Une injonction est, selon le Code de procédure civile,  une «ordonnance de la Cour supérieure ou d'un de ses juges enjoignant à une personne (...) de ne pas faire ou de cesser de faire (...) un acte ou une opération déterminés..». Une personne qui ne respecte pas une injonction se rend coupable d'outrage au tribunal et peut être condamnée à une amende ou à une peine d'emprisonnement d'un maximum d'un an. Les étudiants, les enseignants et les citoyens qui se massent devant les portes de certaines institutions d'enseignement pour empêcher la tenue des cours alors que les tribunaux ordonnent qu'ils soient dispensés se rendent donc coupables d'outrage au tribunal. Cela ne doit pas être toléré dans une société de droit. Ne pas respecter une injonction est un geste lourd de conséquences, susceptible d'entraîner la société dans une dérive anarchique, qui n'a de sens que sous un régime dictatorial ou totalitaire et pour défendre des droits fondamentaux.
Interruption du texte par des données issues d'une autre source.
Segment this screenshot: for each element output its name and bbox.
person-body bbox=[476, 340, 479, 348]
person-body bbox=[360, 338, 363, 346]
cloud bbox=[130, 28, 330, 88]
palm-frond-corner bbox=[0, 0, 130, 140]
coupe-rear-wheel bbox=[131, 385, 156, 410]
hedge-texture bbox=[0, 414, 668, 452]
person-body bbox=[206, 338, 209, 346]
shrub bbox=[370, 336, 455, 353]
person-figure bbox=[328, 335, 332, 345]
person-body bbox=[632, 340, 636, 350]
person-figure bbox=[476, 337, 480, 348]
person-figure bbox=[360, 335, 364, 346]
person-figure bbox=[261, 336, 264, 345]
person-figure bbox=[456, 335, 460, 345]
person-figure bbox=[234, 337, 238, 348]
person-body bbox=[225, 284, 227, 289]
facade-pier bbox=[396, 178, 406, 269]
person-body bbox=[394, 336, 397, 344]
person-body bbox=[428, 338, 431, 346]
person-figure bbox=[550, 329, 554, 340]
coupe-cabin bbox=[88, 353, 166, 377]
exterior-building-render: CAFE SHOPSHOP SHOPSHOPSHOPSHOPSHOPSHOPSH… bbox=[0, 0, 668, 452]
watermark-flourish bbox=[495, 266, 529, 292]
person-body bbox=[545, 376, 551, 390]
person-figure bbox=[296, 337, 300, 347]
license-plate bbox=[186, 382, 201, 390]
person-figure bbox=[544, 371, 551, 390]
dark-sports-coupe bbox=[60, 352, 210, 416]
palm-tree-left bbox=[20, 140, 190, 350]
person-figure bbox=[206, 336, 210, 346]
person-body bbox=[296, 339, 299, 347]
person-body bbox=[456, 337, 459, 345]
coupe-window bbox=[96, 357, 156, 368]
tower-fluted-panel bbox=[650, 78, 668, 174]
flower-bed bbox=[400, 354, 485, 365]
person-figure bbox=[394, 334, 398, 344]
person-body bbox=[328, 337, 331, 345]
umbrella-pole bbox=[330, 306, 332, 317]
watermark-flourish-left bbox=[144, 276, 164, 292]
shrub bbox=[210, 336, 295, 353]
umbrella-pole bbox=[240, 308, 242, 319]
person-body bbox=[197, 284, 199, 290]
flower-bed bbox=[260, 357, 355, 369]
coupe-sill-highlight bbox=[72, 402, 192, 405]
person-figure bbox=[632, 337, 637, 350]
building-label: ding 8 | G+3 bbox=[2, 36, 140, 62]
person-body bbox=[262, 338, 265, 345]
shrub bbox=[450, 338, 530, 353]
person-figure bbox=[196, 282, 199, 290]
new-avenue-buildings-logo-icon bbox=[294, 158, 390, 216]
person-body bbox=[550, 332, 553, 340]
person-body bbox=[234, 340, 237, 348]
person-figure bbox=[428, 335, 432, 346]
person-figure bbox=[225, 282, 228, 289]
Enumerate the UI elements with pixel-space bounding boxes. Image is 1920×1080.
S'y adonner pour préserver les privilèges corporatistes d'un groupe social est d'une inconséquence inqualifiable. Personne ne devrait s'y prêter sans être sanctionné, les professeurs plus que les autres. Pour ces raisons, et malgré les protestations que cela entrainerait, des opérations policières devraient être organisées pour encercler, arrêter, identifier et traduire en justice tous les individus qui défient sciemment ces ordres de cour. Nul ne peut se prétendre au-dessus de la loi.

Patrice Garant

Professeur émérite de droit public à l'Université Laval.



AU BORD DE L'ANARCHIE



Notre société vit depuis quelques décennies un phénomène de judiciarisation  poussée. L'avènement des chartes a eu pour effet de transférer devant les tribunaux la solution de problèmes à caractère largement politiques. Mais de tout temps, les citoyens ont saisi les cours pour faire respecter leurs droits ordinaires. Le Parlement et le gouvernement ont eu beau être contestés, mais le pouvoir judiciaire était respecté ; il s'agit du rempart ultime pour faire assurer  la primauté du droit et de la démocratie. En refusant d'obtempérer aux injonctions et en banalisant l'outrage au tribunal, les associations étudiantes et leurs leaders nous poussent au bord de l'anarchie. Certes, le pouvoir de la rue grise, surtout lors qu'il est adulé par certains médias ou autres groupes de pression. Mais les institutions publiques ont l'impérieux devoir de respecter et de faire respecter l'autorité des tribunaux. S'il y a menace à la sécurité des personnes dans ces institutions,  la police est là pour les protéger ; pourquoi ne le ferait-elle pas alors quelle se déploie pour empêcher la casse de vitrines en ville ? La désobéissance civile n'est pas un argument pour contester une politique gouvernementale, à moins que celle-ci constitue «une  torture ou peine cruelle et inusitée»; l 'augmentation de droits de scolarité n'est pas de cette gravité!

Patrice Garant.

François Bonnardel

Député de Shefford.



LA FAUTE DES VIEUX PARTIS



Le porte-parole de la Coalition avenir Québec en matière d'éducation, Éric Caire, a déposé hier une motion à l'Assemblée nationale exigeant le respect des injonctions prononcées par les tribunaux qui permettent aux étudiants qui le souhaitent d'assister à leurs cours. Malheureusement, cette motion a été bloquée par les autres partis. Ainsi, les 125 élus de l'Assemblée nationale n'ont pas pu envoyer un signal clair à l'égard du respect des décisions des tribunaux qui ont émis ces injonctions. L'incapacité du Parti québécois et du Parti libéral à être clairs sur cette question n'est pas sans danger, car elle  laisse entendre qu'il peut être acceptable de défier les décisions des tribunaux et de ne pas respecter nos lois. Il est très regrettable que ces deux vieux partis cultivent une telle ambiguïté, car ce sont les étudiants qui veulent obtenir leur diplôme qui en paient le prix. La position de la Coalition avenir Québec est claire : il faut faire respecter les injonctions prononcées par les tribunaux. Nous affirmons haut et fort que le droit à l'éducation ne doit pas être brimé et que les étudiants doivent être libres d'assister à leurs cours. Au lieu de tergiverser, les autres partis devraient joindre leur voix à la nôtre.